Cette chronique maritainienne présente quelques publications récentes concernant Jacques Maritain, son œuvre et ses dialogues avec ses contemporains. En premier lieu, la publication en 2021 des trois volumes de la thèse de Michel Fourcade, Feu la modernité ? Jacques Maritain et les maritainismes ; puis de Sylvain Guéna l’édition complète, en 2016, de la Correspondance 1929-1949, entre Jacques Maritain et Emmanuel Mounier, et l’ouvrage collectif, publié en 2020, dont il avait réuni les contributions, Jacques Maritain et Emmanuel Mounier, Une amitié entre Primauté du spirituel et Esprit, et son livre Maritain ou la libération des vérités captives, Politique et société (2021) ; enfin la correspondance entre le philosophe de Meudon et le penseur russe de Clamart publiée en juin 2022 : Nicolas Berdiaev, Jacques Maritain, Un dialogue d’exception (1925-1948).
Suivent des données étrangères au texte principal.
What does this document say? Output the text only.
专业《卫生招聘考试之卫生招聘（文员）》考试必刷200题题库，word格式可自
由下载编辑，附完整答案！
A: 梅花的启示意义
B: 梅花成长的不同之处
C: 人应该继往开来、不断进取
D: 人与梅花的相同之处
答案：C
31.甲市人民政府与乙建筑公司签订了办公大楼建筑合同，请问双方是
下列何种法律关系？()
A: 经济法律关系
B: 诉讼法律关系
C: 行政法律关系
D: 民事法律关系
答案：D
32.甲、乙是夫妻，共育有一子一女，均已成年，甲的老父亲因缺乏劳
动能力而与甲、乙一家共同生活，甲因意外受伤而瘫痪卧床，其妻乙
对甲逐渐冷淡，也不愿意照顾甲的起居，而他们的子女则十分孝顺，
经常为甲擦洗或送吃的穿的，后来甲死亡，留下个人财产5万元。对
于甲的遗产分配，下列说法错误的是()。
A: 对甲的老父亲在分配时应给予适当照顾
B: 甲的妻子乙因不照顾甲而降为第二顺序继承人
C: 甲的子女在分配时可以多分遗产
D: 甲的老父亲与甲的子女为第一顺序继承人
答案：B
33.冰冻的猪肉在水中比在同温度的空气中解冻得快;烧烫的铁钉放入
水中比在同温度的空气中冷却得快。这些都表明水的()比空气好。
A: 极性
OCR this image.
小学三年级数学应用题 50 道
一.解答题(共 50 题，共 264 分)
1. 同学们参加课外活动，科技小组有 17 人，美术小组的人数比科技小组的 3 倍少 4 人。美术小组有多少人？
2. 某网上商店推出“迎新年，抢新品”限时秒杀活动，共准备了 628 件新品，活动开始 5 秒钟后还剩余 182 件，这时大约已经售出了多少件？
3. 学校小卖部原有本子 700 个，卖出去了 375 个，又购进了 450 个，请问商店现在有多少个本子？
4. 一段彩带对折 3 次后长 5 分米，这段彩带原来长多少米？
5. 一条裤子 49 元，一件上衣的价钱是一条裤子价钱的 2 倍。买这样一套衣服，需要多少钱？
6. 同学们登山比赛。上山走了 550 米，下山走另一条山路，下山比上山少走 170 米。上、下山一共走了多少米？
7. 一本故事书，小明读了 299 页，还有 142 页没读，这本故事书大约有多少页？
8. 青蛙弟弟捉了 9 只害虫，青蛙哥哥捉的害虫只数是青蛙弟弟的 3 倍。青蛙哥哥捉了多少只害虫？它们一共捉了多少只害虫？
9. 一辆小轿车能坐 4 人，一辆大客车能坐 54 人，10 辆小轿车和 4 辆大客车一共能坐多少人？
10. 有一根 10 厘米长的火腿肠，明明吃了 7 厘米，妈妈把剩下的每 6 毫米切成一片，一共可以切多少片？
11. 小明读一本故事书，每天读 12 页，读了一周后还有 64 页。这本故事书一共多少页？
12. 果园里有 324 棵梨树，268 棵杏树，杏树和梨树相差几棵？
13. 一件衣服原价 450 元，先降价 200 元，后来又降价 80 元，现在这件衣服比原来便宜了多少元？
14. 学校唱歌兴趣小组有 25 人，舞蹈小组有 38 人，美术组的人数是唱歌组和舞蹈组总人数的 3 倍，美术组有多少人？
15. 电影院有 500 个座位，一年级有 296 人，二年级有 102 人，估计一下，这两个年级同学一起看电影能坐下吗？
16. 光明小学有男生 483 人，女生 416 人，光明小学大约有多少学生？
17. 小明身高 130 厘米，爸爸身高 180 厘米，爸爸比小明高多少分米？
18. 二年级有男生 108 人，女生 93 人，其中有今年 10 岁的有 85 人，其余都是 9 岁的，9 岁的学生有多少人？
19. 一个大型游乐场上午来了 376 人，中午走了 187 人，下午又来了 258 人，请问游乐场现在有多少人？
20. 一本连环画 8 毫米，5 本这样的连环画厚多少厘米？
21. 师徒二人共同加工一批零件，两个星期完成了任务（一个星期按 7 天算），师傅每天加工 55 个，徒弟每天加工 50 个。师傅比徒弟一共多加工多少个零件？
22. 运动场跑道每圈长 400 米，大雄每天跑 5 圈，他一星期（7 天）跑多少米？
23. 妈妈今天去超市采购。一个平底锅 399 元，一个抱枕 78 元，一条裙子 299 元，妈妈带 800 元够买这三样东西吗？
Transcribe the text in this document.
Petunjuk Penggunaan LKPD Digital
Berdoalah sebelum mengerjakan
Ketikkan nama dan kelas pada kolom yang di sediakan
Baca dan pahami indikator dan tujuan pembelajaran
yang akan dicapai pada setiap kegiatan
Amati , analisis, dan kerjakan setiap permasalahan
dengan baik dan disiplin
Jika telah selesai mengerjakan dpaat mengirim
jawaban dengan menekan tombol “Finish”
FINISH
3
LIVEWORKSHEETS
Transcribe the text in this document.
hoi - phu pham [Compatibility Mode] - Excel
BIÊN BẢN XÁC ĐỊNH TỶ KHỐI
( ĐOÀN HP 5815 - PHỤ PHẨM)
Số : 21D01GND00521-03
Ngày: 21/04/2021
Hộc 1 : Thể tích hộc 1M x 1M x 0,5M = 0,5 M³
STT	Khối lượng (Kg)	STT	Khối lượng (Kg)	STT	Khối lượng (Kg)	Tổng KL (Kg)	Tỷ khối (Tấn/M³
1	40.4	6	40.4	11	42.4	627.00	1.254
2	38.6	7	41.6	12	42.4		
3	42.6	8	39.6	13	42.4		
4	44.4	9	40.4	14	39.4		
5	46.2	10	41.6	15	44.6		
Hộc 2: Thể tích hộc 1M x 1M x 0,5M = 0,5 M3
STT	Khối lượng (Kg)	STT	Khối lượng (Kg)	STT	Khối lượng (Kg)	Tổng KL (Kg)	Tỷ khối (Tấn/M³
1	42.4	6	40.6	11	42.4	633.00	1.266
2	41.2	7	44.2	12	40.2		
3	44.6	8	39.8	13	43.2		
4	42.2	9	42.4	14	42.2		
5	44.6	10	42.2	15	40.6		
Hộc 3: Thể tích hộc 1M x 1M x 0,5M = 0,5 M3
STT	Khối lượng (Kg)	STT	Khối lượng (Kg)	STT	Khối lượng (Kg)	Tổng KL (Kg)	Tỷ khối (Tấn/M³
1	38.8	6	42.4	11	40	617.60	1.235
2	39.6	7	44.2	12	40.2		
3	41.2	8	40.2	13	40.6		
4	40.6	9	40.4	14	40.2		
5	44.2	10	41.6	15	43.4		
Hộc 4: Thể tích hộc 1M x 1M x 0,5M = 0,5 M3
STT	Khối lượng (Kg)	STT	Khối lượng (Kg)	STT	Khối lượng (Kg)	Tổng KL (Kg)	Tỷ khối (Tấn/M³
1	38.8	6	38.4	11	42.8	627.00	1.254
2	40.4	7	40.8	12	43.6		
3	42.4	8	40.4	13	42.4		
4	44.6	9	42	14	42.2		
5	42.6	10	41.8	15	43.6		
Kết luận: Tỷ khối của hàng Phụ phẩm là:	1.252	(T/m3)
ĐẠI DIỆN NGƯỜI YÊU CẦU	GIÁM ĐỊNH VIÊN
C’est une somme sur Maritain (1882-1973) et les maritainismes que publie Michel Fourcade vingt ans après avoir soutenu sa thèse d’histoire à l’Université de Montpellier. Et pourtant cette somme ne couvre que la période 1906-1939, c’est-à-dire l’œuvre de Maritain à partir de sa conversion jusqu’à son départ pour les États-Unis, sans s’interdire toutefois de faire allusion à la jeunesse de Maritain ou à la suite de la carrière de Maritain à New York (1940-1945), puis à Rome (1945-1948), où « le “philosophe interallié” puis l’ambassadeur de France au Vatican [parvint] au faîte de son rayonnement immédiat et [exerça] une influence universelle » (p. 1294). « Resituer cet homme [Maritain] dans ce temps, ressaisir sa pensée en sa part d’incarnation et son climat natif, le suivre dans la compréhension progressive de ce qu’il considérait ncomme sa mission, chercher quel fut l’impact de sa parole » (p. 13), c’est le sens de la recherche de M. Fourcade.
Le questionnement de mon titre [Feu la modernité ?], nous dit M. Fourcade, résum[e] bien la pointe d’une problématique que j’aurais bien voulu prolonger jusqu’au Concile mais que j’avais dû arrêter à la guerre, assez loin cependant pour la justifier : quel que soit le terrain considéré, de son esthétique à sa philosophie politique, en passant par son ecclésiologie, l’effort de Maritain, risqué au « crépuscule » d’un moment de la civilisation, avait tracé l’un des rares chemins praticables dans la sortie désordonnée des « Temps modernes » (p. 8).